Explanation: The text of the Constitution indicates that the Framers of the Constitution specifically understood the Constitution to permit capital punishment. The Fifth Amendment requires a grand jury indictment to charge a person with “a capital, or otherwise infamous crime,” and it also prohibits deprivation of “life” without due process of law. The constitutional text, as well as the widespread use of capital punishment in the 18th Century, suggests that the scope of criminal punishment and the choice of whether to have a death penalty was designed to be a matter primarily for the elected branches rather than the courts.
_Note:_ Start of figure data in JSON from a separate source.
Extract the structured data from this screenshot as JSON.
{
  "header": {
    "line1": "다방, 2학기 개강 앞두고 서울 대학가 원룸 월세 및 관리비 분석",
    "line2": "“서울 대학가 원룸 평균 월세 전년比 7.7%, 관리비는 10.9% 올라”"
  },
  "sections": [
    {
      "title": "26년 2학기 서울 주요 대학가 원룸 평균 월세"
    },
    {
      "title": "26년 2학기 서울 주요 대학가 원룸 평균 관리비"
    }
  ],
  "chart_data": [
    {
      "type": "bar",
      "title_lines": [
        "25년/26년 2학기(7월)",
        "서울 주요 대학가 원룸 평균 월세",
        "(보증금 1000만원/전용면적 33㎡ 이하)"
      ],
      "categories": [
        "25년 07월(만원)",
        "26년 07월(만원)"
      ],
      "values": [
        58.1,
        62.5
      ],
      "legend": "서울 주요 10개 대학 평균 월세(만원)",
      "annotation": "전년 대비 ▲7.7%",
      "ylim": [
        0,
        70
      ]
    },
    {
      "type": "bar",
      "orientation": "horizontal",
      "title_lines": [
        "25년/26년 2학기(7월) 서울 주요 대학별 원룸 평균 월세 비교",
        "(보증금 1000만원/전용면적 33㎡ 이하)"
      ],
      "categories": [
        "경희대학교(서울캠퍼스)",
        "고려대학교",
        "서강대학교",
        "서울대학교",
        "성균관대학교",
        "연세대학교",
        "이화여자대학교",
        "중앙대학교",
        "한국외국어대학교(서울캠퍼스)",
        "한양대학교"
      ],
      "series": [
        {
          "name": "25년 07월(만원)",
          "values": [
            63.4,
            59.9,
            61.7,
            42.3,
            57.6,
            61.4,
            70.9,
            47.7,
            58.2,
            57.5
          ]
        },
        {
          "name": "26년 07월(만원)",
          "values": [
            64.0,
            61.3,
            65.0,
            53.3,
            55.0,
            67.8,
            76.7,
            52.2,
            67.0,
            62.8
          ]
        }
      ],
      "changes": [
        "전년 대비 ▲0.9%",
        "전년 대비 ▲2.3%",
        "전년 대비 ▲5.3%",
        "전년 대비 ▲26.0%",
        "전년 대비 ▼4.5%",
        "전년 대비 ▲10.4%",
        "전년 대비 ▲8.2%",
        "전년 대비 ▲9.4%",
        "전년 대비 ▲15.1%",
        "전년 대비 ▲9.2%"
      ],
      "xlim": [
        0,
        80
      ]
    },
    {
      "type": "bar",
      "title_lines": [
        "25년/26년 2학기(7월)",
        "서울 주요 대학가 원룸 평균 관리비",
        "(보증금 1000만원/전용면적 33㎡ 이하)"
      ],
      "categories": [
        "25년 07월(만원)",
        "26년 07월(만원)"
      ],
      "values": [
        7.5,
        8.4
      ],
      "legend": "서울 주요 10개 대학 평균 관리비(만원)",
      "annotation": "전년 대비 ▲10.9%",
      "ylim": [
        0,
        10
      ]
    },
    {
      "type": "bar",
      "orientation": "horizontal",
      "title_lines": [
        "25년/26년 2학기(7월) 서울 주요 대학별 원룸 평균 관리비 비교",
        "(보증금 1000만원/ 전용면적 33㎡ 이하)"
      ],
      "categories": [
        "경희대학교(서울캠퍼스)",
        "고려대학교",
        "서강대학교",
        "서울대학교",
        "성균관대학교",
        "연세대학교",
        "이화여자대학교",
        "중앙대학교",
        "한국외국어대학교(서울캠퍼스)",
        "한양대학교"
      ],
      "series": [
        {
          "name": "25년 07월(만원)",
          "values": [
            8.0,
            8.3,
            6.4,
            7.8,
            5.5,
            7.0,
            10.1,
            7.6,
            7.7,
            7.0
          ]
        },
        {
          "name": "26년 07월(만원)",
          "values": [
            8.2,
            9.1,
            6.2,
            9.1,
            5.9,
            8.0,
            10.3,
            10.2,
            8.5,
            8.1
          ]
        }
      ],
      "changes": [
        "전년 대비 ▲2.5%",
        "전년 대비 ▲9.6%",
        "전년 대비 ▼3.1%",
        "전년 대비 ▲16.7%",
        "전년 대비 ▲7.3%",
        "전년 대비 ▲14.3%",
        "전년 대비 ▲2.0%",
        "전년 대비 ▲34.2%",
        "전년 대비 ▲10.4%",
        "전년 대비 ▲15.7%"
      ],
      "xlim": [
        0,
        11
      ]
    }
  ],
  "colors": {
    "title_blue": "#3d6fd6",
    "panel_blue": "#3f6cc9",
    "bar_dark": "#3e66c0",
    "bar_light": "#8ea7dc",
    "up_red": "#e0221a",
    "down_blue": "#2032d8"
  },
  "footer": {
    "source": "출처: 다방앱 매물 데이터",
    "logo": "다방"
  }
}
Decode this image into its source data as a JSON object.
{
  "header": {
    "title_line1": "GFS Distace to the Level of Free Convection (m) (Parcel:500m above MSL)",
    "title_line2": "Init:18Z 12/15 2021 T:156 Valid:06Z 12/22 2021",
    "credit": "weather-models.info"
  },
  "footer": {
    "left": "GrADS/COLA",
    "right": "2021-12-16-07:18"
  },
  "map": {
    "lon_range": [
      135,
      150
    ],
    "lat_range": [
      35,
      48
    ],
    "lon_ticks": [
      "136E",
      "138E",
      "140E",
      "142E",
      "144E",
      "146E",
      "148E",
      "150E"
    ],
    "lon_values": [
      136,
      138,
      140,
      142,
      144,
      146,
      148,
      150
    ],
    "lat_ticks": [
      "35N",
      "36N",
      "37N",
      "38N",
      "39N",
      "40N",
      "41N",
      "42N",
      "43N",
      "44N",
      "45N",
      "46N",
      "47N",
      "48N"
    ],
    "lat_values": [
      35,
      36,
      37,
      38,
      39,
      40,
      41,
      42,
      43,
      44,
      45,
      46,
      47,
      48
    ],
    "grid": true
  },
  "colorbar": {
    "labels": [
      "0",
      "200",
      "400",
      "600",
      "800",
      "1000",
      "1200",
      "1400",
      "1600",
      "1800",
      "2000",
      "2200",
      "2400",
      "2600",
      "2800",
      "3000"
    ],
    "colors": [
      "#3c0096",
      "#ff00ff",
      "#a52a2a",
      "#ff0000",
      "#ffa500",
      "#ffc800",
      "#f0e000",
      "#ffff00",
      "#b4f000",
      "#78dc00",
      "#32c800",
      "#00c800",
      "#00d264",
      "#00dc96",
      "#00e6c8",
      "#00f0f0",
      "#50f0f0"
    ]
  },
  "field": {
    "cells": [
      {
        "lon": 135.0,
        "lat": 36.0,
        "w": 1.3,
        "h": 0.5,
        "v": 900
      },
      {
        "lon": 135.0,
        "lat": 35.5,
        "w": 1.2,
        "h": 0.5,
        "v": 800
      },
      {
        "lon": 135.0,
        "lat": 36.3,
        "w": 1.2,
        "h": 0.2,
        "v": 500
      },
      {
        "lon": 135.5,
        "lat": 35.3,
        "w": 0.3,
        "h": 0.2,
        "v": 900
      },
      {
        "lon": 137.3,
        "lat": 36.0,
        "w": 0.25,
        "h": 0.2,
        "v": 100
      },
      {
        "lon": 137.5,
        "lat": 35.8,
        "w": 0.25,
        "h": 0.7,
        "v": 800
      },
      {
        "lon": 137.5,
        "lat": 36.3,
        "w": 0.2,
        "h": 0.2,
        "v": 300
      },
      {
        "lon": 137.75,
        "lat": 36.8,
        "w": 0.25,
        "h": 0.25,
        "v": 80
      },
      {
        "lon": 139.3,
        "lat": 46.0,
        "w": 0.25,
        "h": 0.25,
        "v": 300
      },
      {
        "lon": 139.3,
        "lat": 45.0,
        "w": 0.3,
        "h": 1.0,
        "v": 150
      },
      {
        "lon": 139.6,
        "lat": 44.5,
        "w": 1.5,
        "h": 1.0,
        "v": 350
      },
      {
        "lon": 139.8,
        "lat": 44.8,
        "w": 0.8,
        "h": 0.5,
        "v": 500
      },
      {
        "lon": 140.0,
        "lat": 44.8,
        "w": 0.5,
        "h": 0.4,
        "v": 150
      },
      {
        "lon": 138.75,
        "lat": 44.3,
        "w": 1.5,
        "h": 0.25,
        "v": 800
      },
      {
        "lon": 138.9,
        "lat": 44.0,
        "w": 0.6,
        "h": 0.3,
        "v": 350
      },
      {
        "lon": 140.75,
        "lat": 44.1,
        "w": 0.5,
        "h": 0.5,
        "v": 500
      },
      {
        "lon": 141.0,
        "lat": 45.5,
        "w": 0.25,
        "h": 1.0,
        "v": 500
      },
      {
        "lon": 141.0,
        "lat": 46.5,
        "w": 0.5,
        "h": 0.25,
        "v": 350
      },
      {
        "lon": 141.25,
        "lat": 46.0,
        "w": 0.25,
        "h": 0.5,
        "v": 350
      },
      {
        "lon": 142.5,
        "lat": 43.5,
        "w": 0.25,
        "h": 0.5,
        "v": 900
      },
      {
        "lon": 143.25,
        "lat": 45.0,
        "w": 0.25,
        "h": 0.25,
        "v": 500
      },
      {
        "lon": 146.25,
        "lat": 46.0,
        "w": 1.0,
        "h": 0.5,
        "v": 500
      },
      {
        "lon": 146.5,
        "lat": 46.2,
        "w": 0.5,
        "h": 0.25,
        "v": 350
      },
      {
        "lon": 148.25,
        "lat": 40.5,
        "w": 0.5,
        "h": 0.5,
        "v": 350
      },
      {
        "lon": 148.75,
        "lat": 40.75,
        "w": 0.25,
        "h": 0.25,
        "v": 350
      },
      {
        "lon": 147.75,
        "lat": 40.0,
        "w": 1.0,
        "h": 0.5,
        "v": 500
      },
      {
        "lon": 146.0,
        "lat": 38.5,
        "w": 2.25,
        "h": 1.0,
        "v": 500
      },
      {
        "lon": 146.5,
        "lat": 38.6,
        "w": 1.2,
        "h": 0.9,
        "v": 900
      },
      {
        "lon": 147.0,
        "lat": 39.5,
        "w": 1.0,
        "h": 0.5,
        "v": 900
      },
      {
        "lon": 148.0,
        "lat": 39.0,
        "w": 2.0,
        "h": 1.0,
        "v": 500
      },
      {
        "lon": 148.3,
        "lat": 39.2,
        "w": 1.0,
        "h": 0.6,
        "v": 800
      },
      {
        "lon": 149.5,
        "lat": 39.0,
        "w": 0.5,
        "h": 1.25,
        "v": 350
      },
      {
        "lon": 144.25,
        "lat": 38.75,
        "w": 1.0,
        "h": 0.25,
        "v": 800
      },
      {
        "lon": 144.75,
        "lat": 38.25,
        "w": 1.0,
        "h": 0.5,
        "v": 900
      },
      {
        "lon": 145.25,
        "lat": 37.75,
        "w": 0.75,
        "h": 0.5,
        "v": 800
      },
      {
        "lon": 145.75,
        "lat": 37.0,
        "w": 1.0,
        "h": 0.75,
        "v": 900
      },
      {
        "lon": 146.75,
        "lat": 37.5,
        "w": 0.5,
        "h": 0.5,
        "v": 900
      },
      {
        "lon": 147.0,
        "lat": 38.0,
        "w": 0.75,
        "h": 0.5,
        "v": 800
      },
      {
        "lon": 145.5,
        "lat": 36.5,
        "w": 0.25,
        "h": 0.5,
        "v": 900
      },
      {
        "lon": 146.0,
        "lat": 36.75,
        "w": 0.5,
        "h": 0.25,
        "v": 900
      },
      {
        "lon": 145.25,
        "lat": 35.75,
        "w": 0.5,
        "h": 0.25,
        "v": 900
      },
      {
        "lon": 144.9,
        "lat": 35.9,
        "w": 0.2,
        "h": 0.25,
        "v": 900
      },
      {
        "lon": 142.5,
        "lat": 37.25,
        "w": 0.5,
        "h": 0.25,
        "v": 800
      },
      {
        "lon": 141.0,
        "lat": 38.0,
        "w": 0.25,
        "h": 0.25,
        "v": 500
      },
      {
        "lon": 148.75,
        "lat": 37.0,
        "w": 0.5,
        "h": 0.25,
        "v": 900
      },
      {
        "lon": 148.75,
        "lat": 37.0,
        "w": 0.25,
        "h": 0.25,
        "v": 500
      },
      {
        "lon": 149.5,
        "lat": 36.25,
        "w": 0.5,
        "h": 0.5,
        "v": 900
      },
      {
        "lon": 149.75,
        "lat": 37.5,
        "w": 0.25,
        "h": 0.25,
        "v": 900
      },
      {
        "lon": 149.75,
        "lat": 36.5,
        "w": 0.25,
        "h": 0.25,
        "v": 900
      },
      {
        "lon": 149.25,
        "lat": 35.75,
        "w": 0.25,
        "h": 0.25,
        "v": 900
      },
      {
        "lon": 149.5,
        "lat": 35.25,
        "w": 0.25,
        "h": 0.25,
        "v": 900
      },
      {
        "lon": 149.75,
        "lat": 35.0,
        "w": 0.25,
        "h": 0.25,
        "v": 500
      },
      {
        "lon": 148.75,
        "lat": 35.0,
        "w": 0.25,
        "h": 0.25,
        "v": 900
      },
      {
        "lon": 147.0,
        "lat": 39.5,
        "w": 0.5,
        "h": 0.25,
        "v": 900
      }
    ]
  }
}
In recent years, however, some Supreme Court Justices have decided that the Constitution should be read as not allowing governments to have capital punishment. Further, some Justices have used their positions on the Court to chip away at the death penalty, limiting its use to particular crimes, particular defendants, and particular trial procedures. See, e.g., Kennedy v. Louisiana, 128 S. Ct. 2641 (2008) (prohibiting the death penalty for child rape); Roper v. Simmons, 542 U.S. 551 (2005) (prohibiting the death penalty for crimes committed by a person not yet 18 years old); Wiggins v. Smith, 539 U.S. 510 (2003) (overturning death penalty conviction for insufficient investigation into mitigating evidence at sentencing).
Judge Sotomayor’s record on capital punishment is sparse, but it suggests that she may be a proponent of a broad judicial role in its regulation or prohibition. In 1998, Judge Sotomayor faced a capital case as a trial judge. Although she had no authority as a district court judge to strike down the death penalty on grounds that the Supreme Court had already upheld, she nonetheless ordered briefing and held three pretrial hearings on whether the death penalty was constitutional. Judge Sotomayor did not formally rule on the issue because she was elevated to the Second Circuit Court of Appeals before a ruling was required. According to The New York Times, however, Judge Sotomayor expressed serious concerns about the constitutionality of the death penalty but stated that it was up to the Supreme Court to resolve those concerns. See Benjamin Weiser, In ’98, Hints from Sotomayor on Death Penalty, New York Times, June 24, 2009.
The concerns that Judge Sotomayor expressed in 1998 echo a 1981 statement about the death penalty that she signed when she served on the Board of Directors of the Puerto Rican Legal Defense and Education Fund. The 1981 statement opposed the death penalty on several grounds, including a purported connection between capital punishment and “racism in our society.”
Judge Sotomayor has now been nominated to a seat on the U.S. Supreme Court, and her new position will give her a critical vote on the legality of capital punishment. Judge Sotomayor’s record suggests that she may agree with those who would prohibit or sharply limit the availability of capital punishment through the courts. I hope the upcoming hearing will give Judge Sotomayor the opportunity to clarify her views.